Beberapa langkah strategis yang akan dilakukan antara lain: * Mendorong pelatihan dan pengembangan profesional untuk meningkatkan keterampilan pekerja, terutama di area ekonomi utama dan wilayah dengan konsentrasi tinggi kawasan industri dan zona pengolahan ekspor. * Mengimplementasikan pengembangan dan pembaruan basis data pendidikan kejuruan dan diploma digital ke dalam sistem basis data industri secara keseluruhan. * Mempercepat transformasi digital dalam pendidikan kejuruan, mengembangkan sekolah digital dan sekolah pintar. * Menghubungkan pelatihan dengan kebutuhan pasar tenaga kerja, mempromosikan model kolaboratif antara negara, lembaga pendidikan, dan dunia usaha. * Mendorong dunia usaha untuk berpartisipasi secara aktif dalam proses pengembangan kurikulum, hasil pembelajaran, dan evaluasi hasil pelatihan. * Terus melakukan penelitian, peninjauan, dan pengembangan kriteria, prosedur, serta memilih perguruan tinggi untuk berpartisipasi dalam evaluasi guna mendapatkan pengakuan sebagai perguruan tinggi berkualitas tinggi di Vietnam.

Tantangan dan Harapan Bersama

Wakil Menteri Nguyen Thi Quyen Thanh menyatakan bahwa Kementerian Pendidikan dan Pelatihan Vietnam akan memegang jabatan ketua bergilir Dewan ASEAN untuk Pendidikan dan Pelatihan Kejuruan untuk periode 2027-2028. Ia berharap mendapat dukungan dari Timor Leste untuk membantu Kementerian Pendidikan dan Pelatihan Vietnam berhasil melaksanakan tugas ini.

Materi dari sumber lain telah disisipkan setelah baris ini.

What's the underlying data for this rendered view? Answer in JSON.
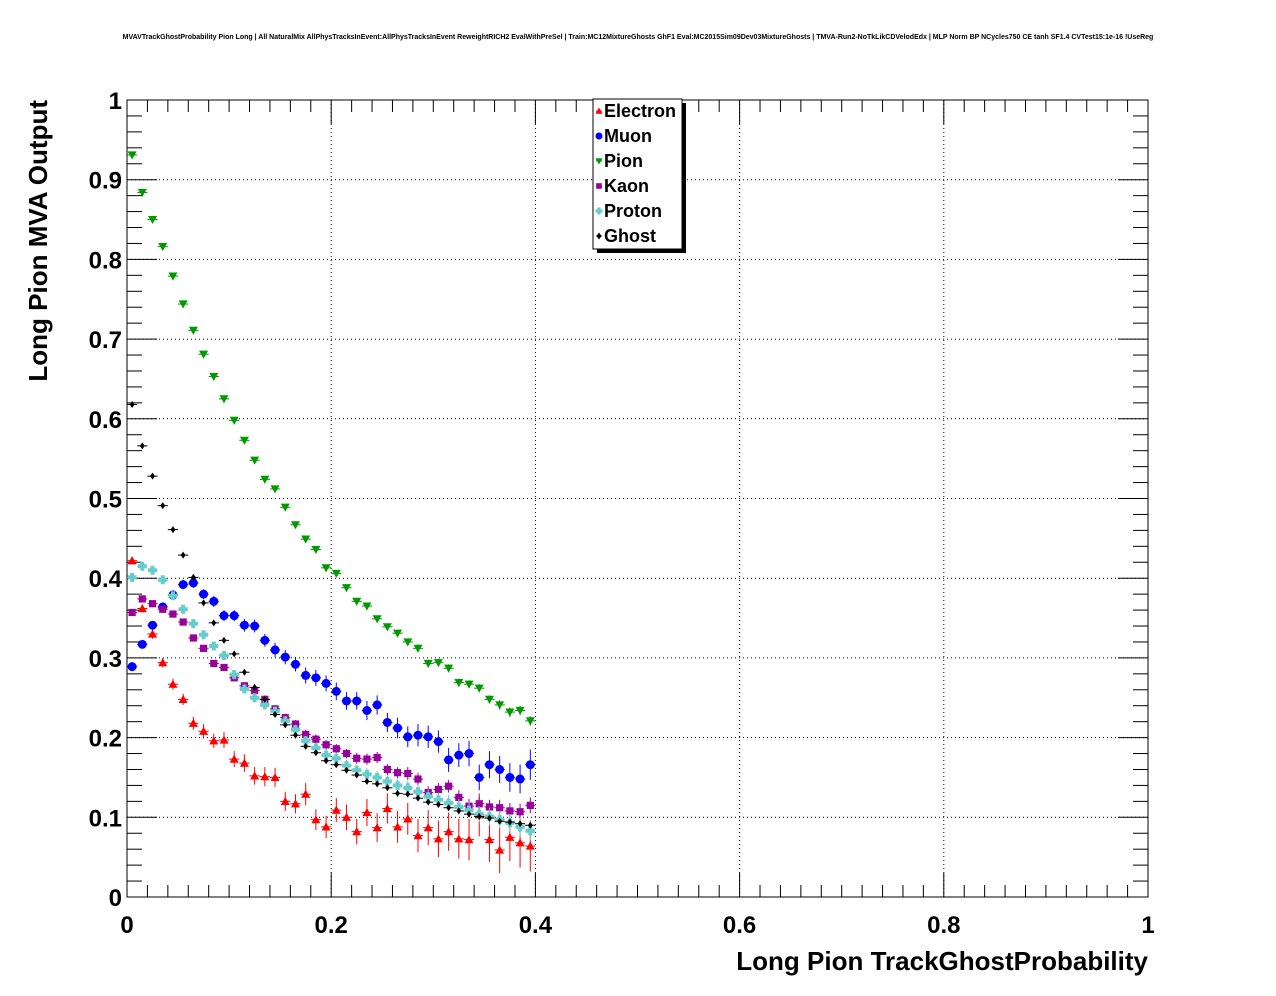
{
  "chart_data": {
    "type": "scatter",
    "title": "MVAVTrackGhostProbability Pion Long | All NaturalMix AllPhysTracksInEvent:AllPhysTracksInEvent ReweightRICH2 EvalWithPreSel | Train:MC12MixtureGhosts GhF1 Eval:MC2015Sim09Dev03MixtureGhosts | TMVA-Run2-NoTkLikCDVelodEdx | MLP Norm BP NCycles750 CE tanh SF1.4 CVTest15:1e-16 !UseReg",
    "xlabel": "Long Pion TrackGhostProbability",
    "ylabel": "Long Pion MVA Output",
    "xlim": [
      0,
      1
    ],
    "ylim": [
      0,
      1
    ],
    "grid": true,
    "legend_position": "top-center",
    "x_ticks": [
      "0",
      "0.2",
      "0.4",
      "0.6",
      "0.8",
      "1"
    ],
    "y_ticks": [
      "0",
      "0.1",
      "0.2",
      "0.3",
      "0.4",
      "0.5",
      "0.6",
      "0.7",
      "0.8",
      "0.9",
      "1"
    ],
    "x": [
      0.005,
      0.015,
      0.025,
      0.035,
      0.045,
      0.055,
      0.065,
      0.075,
      0.085,
      0.095,
      0.105,
      0.115,
      0.125,
      0.135,
      0.145,
      0.155,
      0.165,
      0.175,
      0.185,
      0.195,
      0.205,
      0.215,
      0.225,
      0.235,
      0.245,
      0.255,
      0.265,
      0.275,
      0.285,
      0.295,
      0.305,
      0.315,
      0.325,
      0.335,
      0.345,
      0.355,
      0.365,
      0.375,
      0.385,
      0.395
    ],
    "series": [
      {
        "name": "Electron",
        "color": "#ff0000",
        "marker": "triangle-up",
        "values": [
          0.422,
          0.362,
          0.33,
          0.294,
          0.267,
          0.248,
          0.218,
          0.208,
          0.196,
          0.197,
          0.173,
          0.168,
          0.152,
          0.151,
          0.15,
          0.12,
          0.117,
          0.129,
          0.097,
          0.088,
          0.109,
          0.1,
          0.082,
          0.106,
          0.087,
          0.111,
          0.088,
          0.098,
          0.077,
          0.087,
          0.073,
          0.082,
          0.073,
          0.072,
          0.103,
          0.072,
          0.059,
          0.075,
          0.068,
          0.064
        ],
        "errors": [
          0.005,
          0.005,
          0.006,
          0.006,
          0.007,
          0.007,
          0.008,
          0.009,
          0.009,
          0.01,
          0.01,
          0.011,
          0.011,
          0.012,
          0.012,
          0.012,
          0.012,
          0.014,
          0.013,
          0.014,
          0.015,
          0.016,
          0.016,
          0.017,
          0.018,
          0.019,
          0.02,
          0.02,
          0.021,
          0.022,
          0.023,
          0.024,
          0.025,
          0.026,
          0.027,
          0.028,
          0.029,
          0.03,
          0.031,
          0.032
        ]
      },
      {
        "name": "Muon",
        "color": "#0000ff",
        "marker": "circle",
        "values": [
          0.289,
          0.317,
          0.341,
          0.364,
          0.379,
          0.392,
          0.394,
          0.38,
          0.371,
          0.353,
          0.353,
          0.341,
          0.34,
          0.322,
          0.31,
          0.301,
          0.292,
          0.278,
          0.275,
          0.268,
          0.258,
          0.246,
          0.246,
          0.234,
          0.241,
          0.219,
          0.212,
          0.201,
          0.203,
          0.201,
          0.195,
          0.172,
          0.178,
          0.18,
          0.15,
          0.166,
          0.16,
          0.15,
          0.148,
          0.166
        ],
        "errors": [
          0.004,
          0.004,
          0.004,
          0.005,
          0.005,
          0.006,
          0.006,
          0.006,
          0.007,
          0.007,
          0.007,
          0.008,
          0.008,
          0.008,
          0.009,
          0.009,
          0.009,
          0.01,
          0.01,
          0.01,
          0.011,
          0.011,
          0.011,
          0.012,
          0.012,
          0.012,
          0.013,
          0.013,
          0.014,
          0.014,
          0.014,
          0.015,
          0.015,
          0.016,
          0.016,
          0.017,
          0.017,
          0.018,
          0.018,
          0.019
        ]
      },
      {
        "name": "Pion",
        "color": "#009900",
        "marker": "triangle-down",
        "values": [
          0.931,
          0.884,
          0.85,
          0.816,
          0.779,
          0.744,
          0.711,
          0.681,
          0.653,
          0.625,
          0.598,
          0.573,
          0.548,
          0.524,
          0.512,
          0.489,
          0.467,
          0.449,
          0.436,
          0.413,
          0.406,
          0.388,
          0.371,
          0.365,
          0.349,
          0.339,
          0.331,
          0.32,
          0.312,
          0.293,
          0.294,
          0.287,
          0.269,
          0.267,
          0.262,
          0.248,
          0.241,
          0.232,
          0.234,
          0.221
        ],
        "errors": [
          0.002,
          0.002,
          0.002,
          0.002,
          0.002,
          0.002,
          0.003,
          0.003,
          0.003,
          0.003,
          0.003,
          0.003,
          0.003,
          0.003,
          0.003,
          0.003,
          0.003,
          0.003,
          0.004,
          0.004,
          0.004,
          0.004,
          0.004,
          0.004,
          0.004,
          0.004,
          0.004,
          0.004,
          0.005,
          0.005,
          0.005,
          0.005,
          0.005,
          0.005,
          0.005,
          0.005,
          0.006,
          0.006,
          0.006,
          0.006
        ]
      },
      {
        "name": "Kaon",
        "color": "#990099",
        "marker": "square",
        "values": [
          0.357,
          0.374,
          0.368,
          0.361,
          0.355,
          0.345,
          0.325,
          0.312,
          0.293,
          0.288,
          0.275,
          0.265,
          0.259,
          0.248,
          0.236,
          0.225,
          0.217,
          0.204,
          0.198,
          0.191,
          0.186,
          0.18,
          0.174,
          0.173,
          0.175,
          0.16,
          0.156,
          0.155,
          0.148,
          0.131,
          0.135,
          0.139,
          0.125,
          0.114,
          0.117,
          0.113,
          0.112,
          0.108,
          0.107,
          0.115
        ],
        "errors": [
          0.003,
          0.003,
          0.003,
          0.003,
          0.003,
          0.003,
          0.004,
          0.004,
          0.004,
          0.004,
          0.004,
          0.004,
          0.005,
          0.005,
          0.005,
          0.005,
          0.005,
          0.006,
          0.006,
          0.006,
          0.006,
          0.006,
          0.007,
          0.007,
          0.007,
          0.007,
          0.007,
          0.008,
          0.008,
          0.008,
          0.008,
          0.008,
          0.009,
          0.009,
          0.009,
          0.009,
          0.01,
          0.01,
          0.01,
          0.01
        ]
      },
      {
        "name": "Proton",
        "color": "#66cccc",
        "marker": "cross",
        "values": [
          0.401,
          0.415,
          0.41,
          0.398,
          0.378,
          0.361,
          0.343,
          0.329,
          0.315,
          0.303,
          0.279,
          0.261,
          0.25,
          0.241,
          0.233,
          0.221,
          0.21,
          0.196,
          0.187,
          0.178,
          0.174,
          0.165,
          0.159,
          0.154,
          0.15,
          0.145,
          0.14,
          0.137,
          0.132,
          0.126,
          0.122,
          0.118,
          0.113,
          0.109,
          0.104,
          0.101,
          0.097,
          0.093,
          0.088,
          0.083
        ],
        "errors": [
          0.003,
          0.003,
          0.003,
          0.003,
          0.004,
          0.004,
          0.004,
          0.004,
          0.004,
          0.005,
          0.005,
          0.005,
          0.005,
          0.005,
          0.006,
          0.006,
          0.006,
          0.006,
          0.006,
          0.007,
          0.007,
          0.007,
          0.007,
          0.008,
          0.008,
          0.008,
          0.008,
          0.009,
          0.009,
          0.009,
          0.009,
          0.01,
          0.01,
          0.01,
          0.01,
          0.011,
          0.011,
          0.011,
          0.012,
          0.012
        ]
      },
      {
        "name": "Ghost",
        "color": "#000000",
        "marker": "diamond",
        "values": [
          0.618,
          0.566,
          0.528,
          0.491,
          0.461,
          0.429,
          0.401,
          0.369,
          0.344,
          0.322,
          0.305,
          0.282,
          0.263,
          0.248,
          0.229,
          0.216,
          0.203,
          0.189,
          0.181,
          0.171,
          0.166,
          0.159,
          0.153,
          0.145,
          0.142,
          0.137,
          0.13,
          0.129,
          0.124,
          0.119,
          0.116,
          0.112,
          0.108,
          0.104,
          0.101,
          0.099,
          0.095,
          0.094,
          0.092,
          0.09
        ],
        "errors": [
          0.002,
          0.002,
          0.002,
          0.002,
          0.002,
          0.002,
          0.002,
          0.002,
          0.002,
          0.002,
          0.002,
          0.002,
          0.002,
          0.002,
          0.002,
          0.002,
          0.002,
          0.002,
          0.002,
          0.002,
          0.002,
          0.002,
          0.002,
          0.002,
          0.002,
          0.002,
          0.002,
          0.002,
          0.002,
          0.002,
          0.002,
          0.002,
          0.002,
          0.002,
          0.002,
          0.002,
          0.002,
          0.002,
          0.002,
          0.002
        ]
      }
    ]
  }
}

Selain itu, Kementerian Pendidikan dan Pelatihan Vietnam ingin bekerja sama dengan Timor Leste untuk melaksanakan kegiatan kolaboratif di bidang pendidikan kejuruan antara kedua negara. Dalam jangka pendek, beberapa kegiatan dapat mencakup: mengoordinasikan penyelenggaraan pertukaran dan berbagi pengalaman tentang pengembangan pendidikan kejuruan; dan memperkuat kerja sama dalam pelatihan dan program pelatihan bersama di bidang-bidang di mana masing-masing pihak memiliki kekuatan.

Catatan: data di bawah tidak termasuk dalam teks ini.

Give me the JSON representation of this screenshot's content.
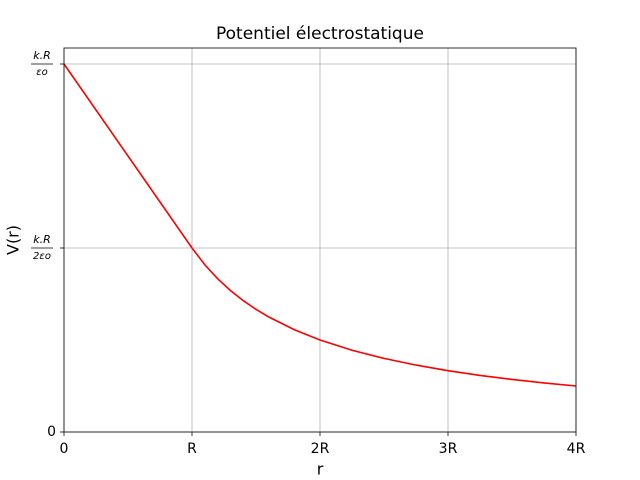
{
  "chart_data": {
    "type": "line",
    "title": "Potentiel électrostatique",
    "xlabel": "r",
    "ylabel": "V(r)",
    "x": [
      0,
      0.25,
      0.5,
      0.75,
      1,
      1.1,
      1.2,
      1.3,
      1.4,
      1.5,
      1.6,
      1.8,
      2,
      2.25,
      2.5,
      2.75,
      3,
      3.25,
      3.5,
      3.75,
      4
    ],
    "series": [
      {
        "color": "#ff0000",
        "values": [
          1,
          0.875,
          0.75,
          0.625,
          0.5,
          0.4545,
          0.4167,
          0.3846,
          0.3571,
          0.3333,
          0.3125,
          0.2778,
          0.25,
          0.2222,
          0.2,
          0.1818,
          0.1667,
          0.1538,
          0.1429,
          0.1333,
          0.125
        ]
      }
    ],
    "xlim": [
      0,
      4
    ],
    "ylim": [
      0,
      1.0435
    ],
    "xticks": [
      0,
      {
        "value": 1,
        "label": "R"
      },
      {
        "value": 2,
        "label": "2R"
      },
      {
        "value": 3,
        "label": "3R"
      },
      {
        "value": 4,
        "label": "4R"
      }
    ],
    "yticks": [
      0,
      {
        "value": 0.5,
        "label": {
          "num": "k.R",
          "den": "2εo"
        }
      },
      {
        "value": 1,
        "label": {
          "num": "k.R",
          "den": "εo"
        }
      }
    ],
    "grid": true
  }
}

Menurut perwakilan dari Departemen Kerja Sama Internasional - Kementerian Pendidikan dan Pelatihan, kerja sama di bidang pendidikan dan pelatihan antara Vietnam dan Timor Leste belum menunjukkan banyak aktivitas, dan hanya terbatas pada kontak dan pertukaran informasi selama pertemuan multilateral Dewan Menteri Pendidikan negara-negara Asia Tenggara.

Pada Juli 2025, Kementerian Pendidikan dan Pelatihan menyambut delegasi pejabat muda dari Kementerian Luar Negeri Timor Leste ke Vietnam untuk belajar dari pengalaman Vietnam dalam mengembangkan beberapa sektor, termasuk pendidikan dan pelatihan. Kementerian Pendidikan dan Pelatihan memperkenalkan sistem pendidikan dan pelatihan Vietnam dan menyoroti pencapaian baru dan luar biasa di bidang pendidikan.

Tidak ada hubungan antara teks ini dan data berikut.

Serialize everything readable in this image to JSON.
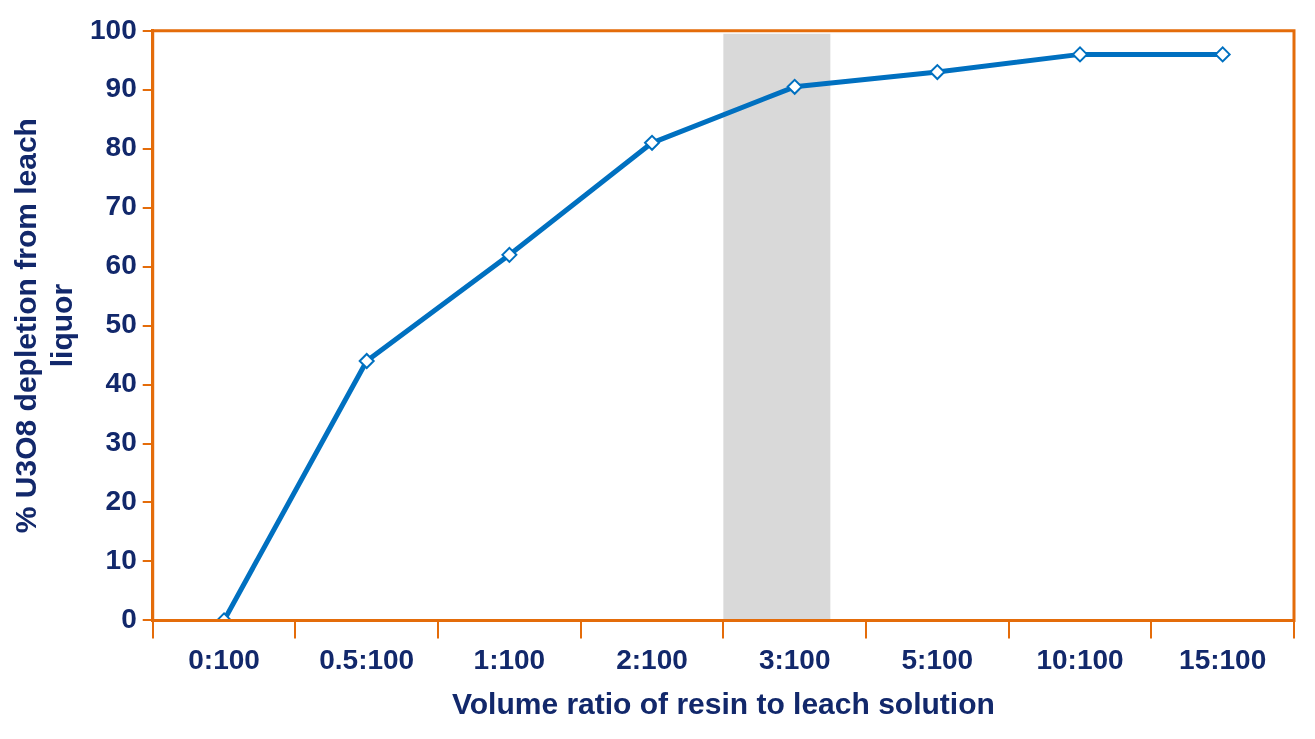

Dalam pertemuan tersebut, Bapak Rogerio Araujo Mendonca, Menteri Negara Pendidikan Kejuruan dan Ketenagakerjaan Timor Leste, beserta delegasinya sangat mengapresiasi prestasi sektor pendidikan dan pelatihan Vietnam yang mengesankan dalam beberapa tahun terakhir. Mereka juga menyepakati arah kerja sama pendidikan untuk pembangunan bersama kedua negara dan kawasan.